Some glimmer of hope for SA’s tech aspirations
South Africa has had a brutal start to the new decade, with companies across key industries announcing plans to lay off staff, further adding to the country’s economic and unemployment woes.
However, not all hope is lost, as a group made up of key figures from business, academia and government believes the country has the potential to “become a frontier technology hub for the region”.
Known as ‘South Africa in the Digital Age’ (SADA), the multi-stakeholder team was set up to develop a forward-looking digital economy strategy for the country. It is convened by Genesis Analytics in partnership with GIBS and the Pathways for Prosperity Commission at Oxford University.
This week, SADA unveiled the findings of its “Strategy Primer for South Africa's Digital Economy”, which charts three main opportunities for creating digital work.
As a result, SADA has identified establishing SA as a frontier technology hub, exporting globally-traded services at scale and unlocking demand for low-skilled labour through digital platforms as three areas with the potential to improve the country’s employment prospects.
To become a frontier tech hub and gain the full benefit of the digital revolution, SA should welcome global players and encourage them to locate value-adding activities into the country, says the strategy report.
It is also critical for SA to build its own digital businesses and to do so at a far larger scale, it adds.
“Through such businesses, South Africa can digitally shape and contribute, not only absorb and receive. South African businesses, and their owners and tech mavens, add far more than a welcome tax base.
“Evidence shows that when digital businesses are developed here, they tend to locate their back-offices and key activities here, creating opportunities for a wide range of skills. Their presence has a powerful spillover effect, encouraging further innovation, beneficial competition and yet more start-ups.”
Mteto Nyati, Altron CEO and chairman of the SADA advisory board, explains: "South Africa has the potential to become a specialist in applying new technologies in sectors where it has a traditional advantage – such as mining, agriculture or financial services – and for these business models to be exported to the region.
“In doing so, South Africa can capture much of the value that would otherwise be exported to countries that have successfully achieved this already, such as India, and support a vibrant digital economy with the associated growth in jobs."
Mark Schoeman, manager for youth and technology at Genesis Analytics and SADA strategy primer convenor, adds: “South Africa becoming a frontier technology hub would mean a vibrant digital economy in which large numbers of firms translate global technology into new business applications, and in which firms can rapidly scale into regional and global markets from their South African base.”
Tech hub Utopia
Although becoming a frontier tech hub has been pegged as a means to make a dent in SA’s unemployment, work must be done for this to be realised.
SADA proposes a concerted effort for such a plan to come to fruition.
Firstly, there needs to be a deliberate policy of digital demand creation. This, according to SADA, can be through universal digital inclusion, digital-friendly government procurement and opening corporate digital procurement to new South African providers.
For the second point towards SA’s tech hub aspirations, SADA recommends addressing the large gap in early-stage funding for digital businesses through a variety of measures.
The group points out that addressing the high-level skills gap is the third action required. “Better schooling and expanded faculties of engineering and computer science are long-term solutions. In the meanwhile, rapid granting of work permits are critical, for both technical and entrepreneurial skills.”
Lastly, SADA indicates new forums for joint goal-setting and rapid problem-solving for industry and government, such as those in leading peers like India.

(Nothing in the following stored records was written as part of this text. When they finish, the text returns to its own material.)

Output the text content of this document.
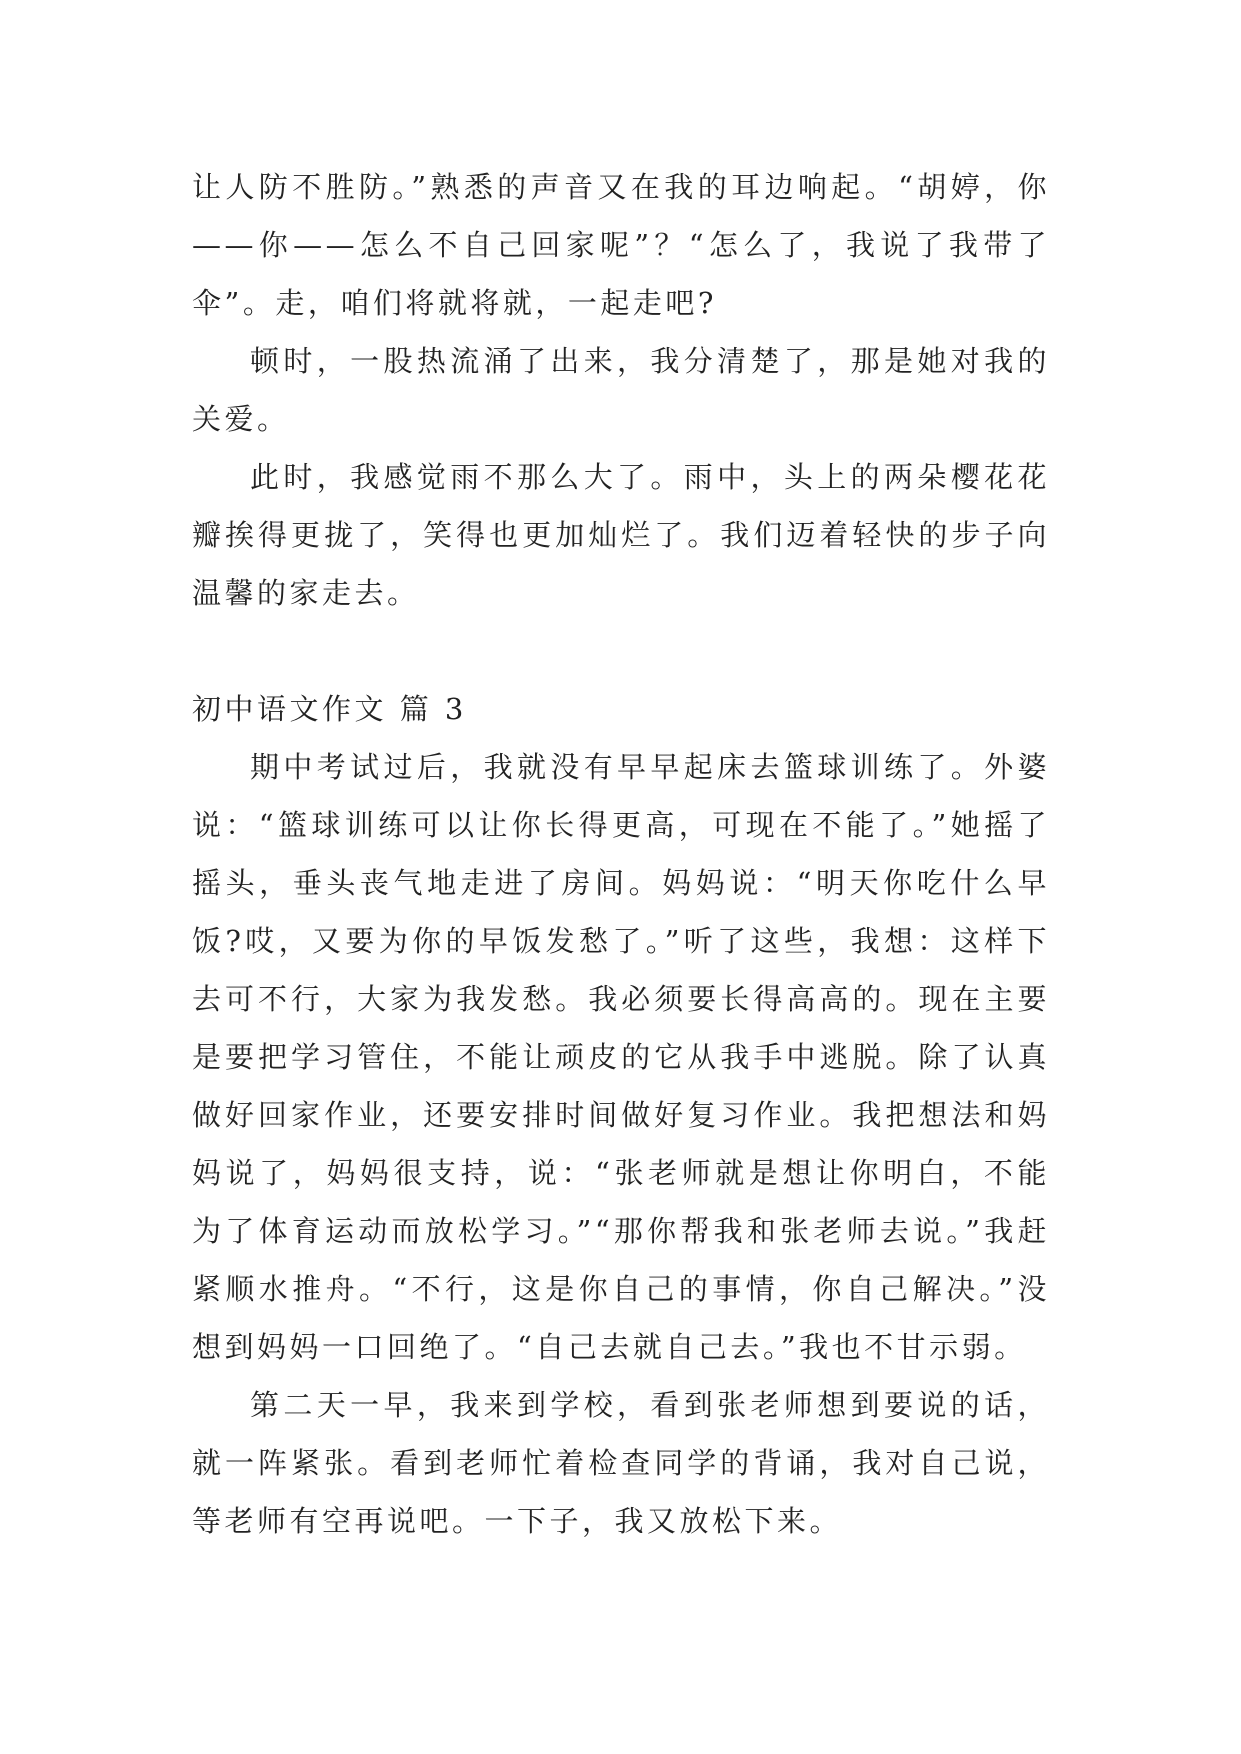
让人防不胜防。”熟悉的声音又在我的耳边响起。“胡婷，你——你——怎么不自己回家呢”？“怎么了，我说了我带了伞”。走，咱们将就将就，一起走吧?

顿时，一股热流涌了出来，我分清楚了，那是她对我的关爱。

此时，我感觉雨不那么大了。雨中，头上的两朵樱花花瓣挨得更拢了，笑得也更加灿烂了。我们迈着轻快的步子向温馨的家走去。

初中语文作文 篇 3

期中考试过后，我就没有早早起床去篮球训练了。外婆说：“篮球训练可以让你长得更高，可现在不能了。”她摇了摇头，垂头丧气地走进了房间。妈妈说：“明天你吃什么早饭?哎，又要为你的早饭发愁了。”听了这些，我想：这样下去可不行，大家为我发愁。我必须要长得高高的。现在主要是要把学习管住，不能让顽皮的它从我手中逃脱。除了认真做好回家作业，还要安排时间做好复习作业。我把想法和妈妈说了，妈妈很支持，说：“张老师就是想让你明白，不能为了体育运动而放松学习。”“那你帮我和张老师去说。”我赶紧顺水推舟。“不行，这是你自己的事情，你自己解决。”没想到妈妈一口回绝了。“自己去就自己去。”我也不甘示弱。

第二天一早，我来到学校，看到张老师想到要说的话，就一阵紧张。看到老师忙着检查同学的背诵，我对自己说，等老师有空再说吧。一下子，我又放松下来。
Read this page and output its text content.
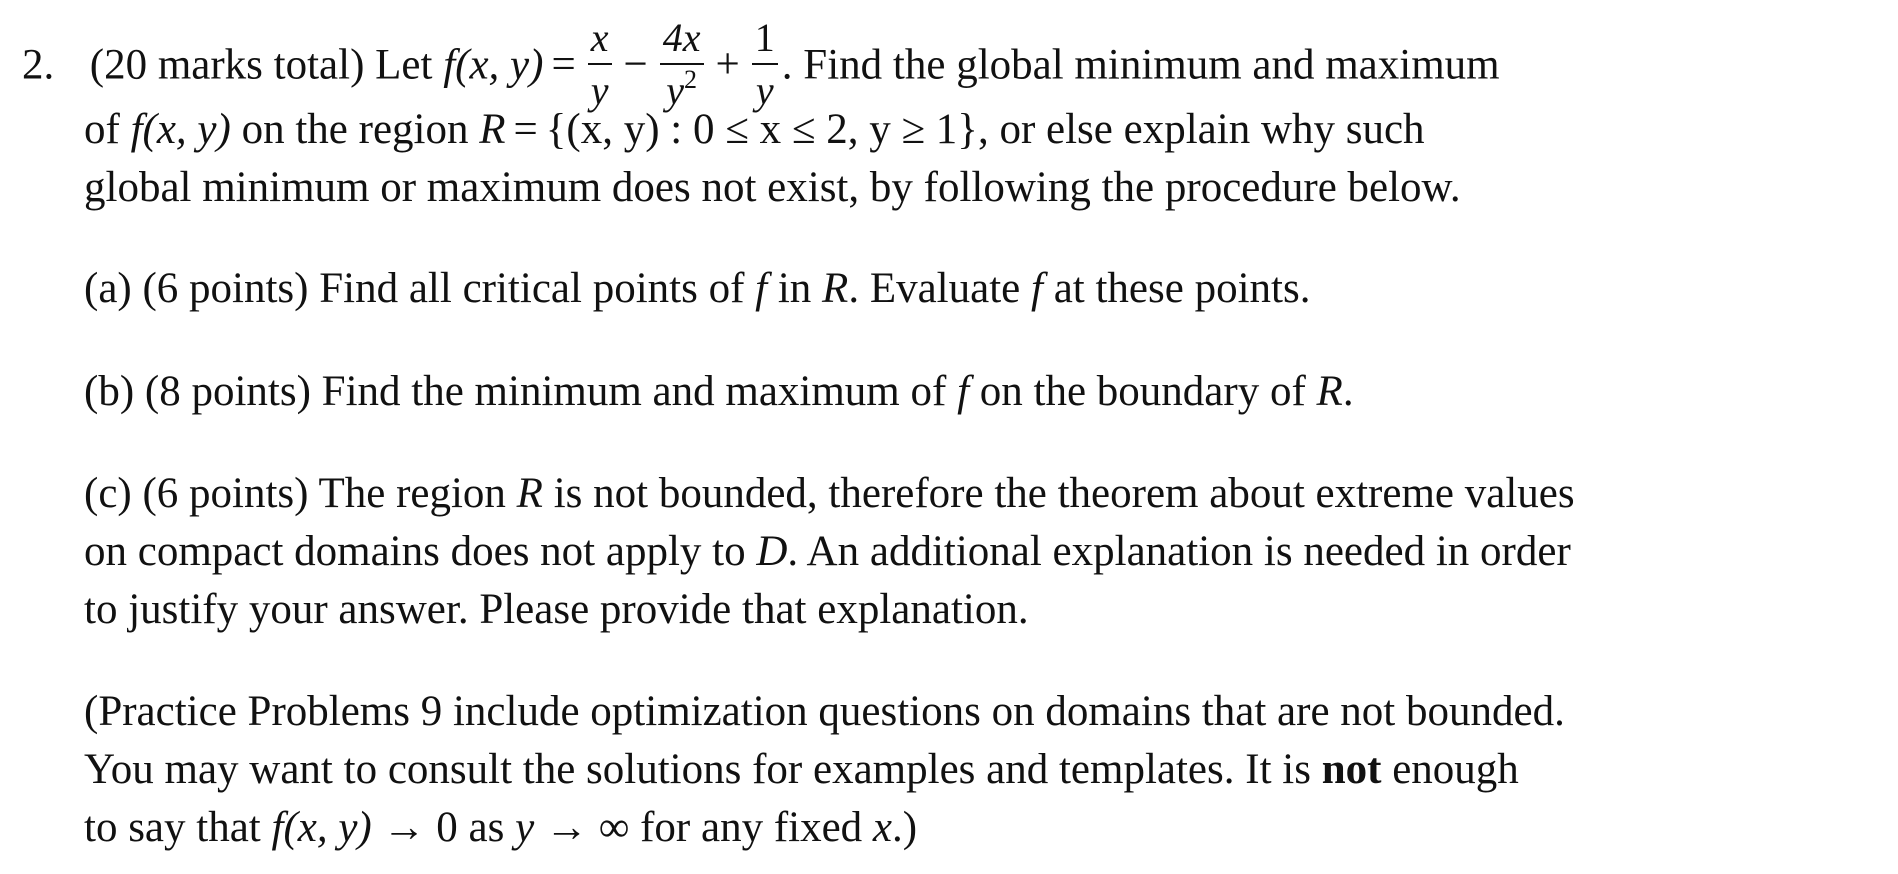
2. (20 marks total) Let f(x, $y) = \frac{x}{y} - \frac{4x}{y^2} + \frac{1}{y}$ . Find the global minimum and maximum
of f(x, y) on the region R = {(x, y) : 0 ≤ x ≤ 2, y ≥ 1}, or else explain why such
global minimum or maximum does not exist, by following the procedure below.
(a) (6 points) Find all critical points of f in R. Evaluate f at these points.
(b) (8 points) Find the minimum and maximum of f on the boundary of R.
(c) (6 points) The region R is not bounded, therefore the theorem about extreme values
on compact domains does not apply to D. An additional explanation is needed in order
to justify your answer. Please provide that explanation.
(Practice Problems 9 include optimization questions on domains that are not bounded.
You may want to consult the solutions for examples and templates. It is not enough
to say that f(x, y) → 0 as y → ∞ for any fixed x.)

“With respect to the last point, SADA has paid close attention to the productive relationship between India’s IT sector and its government. Through a well-resourced industry body, NASSCOM, and expert counterparts in government, India has progressively focused on frontier opportunities in which it could develop and then leverage domestic skills in the international market. It is exciting to report that South Africa is developing similar forms of cooperation.
“The success in GBS exports is the result of a productive and longstanding partnership between DTI and government; other departments such as the recently combined Department of Communications and Digital Technology, and the recently renamed Department of Science and Innovation (DSI) are working effectively with business and other stakeholders, and the Public-Private Growth Initiative (PPGI) is an active forum for problem-solving.
“Whilst South Africa has some key elements in place for being a digital frontier economy, a deliberate national initiative on the digital frontier could dramatically increase activity.”
The SADA process is led by an advisory board that includes Nyati as chairman; Irene Charnley, CEO of Smile Telecoms; Phil Mjwara, director-general (DG) at the DSI; Audrey Mothupi, CEO of Systemic Logic; Mpumi Mpofu, DG of the Department of Planning, Monitoring and Evaluation; and Pathways for Prosperity Commission’s Stefan Dercon, Benno Ndulu and Maria Ramos.
Nick Binedell of GIBS and Stephan Malherbe, chairman of Genesis Analytics, were co-directors of SADA, with Schoeman as convener.
According to SADA, its initiative is to forge partnerships and put the strategy report into practice. Furthermore, the multi-stakeholder group notes it is also working with the Presidency to address digital exclusion in SA’s townships and rural areas.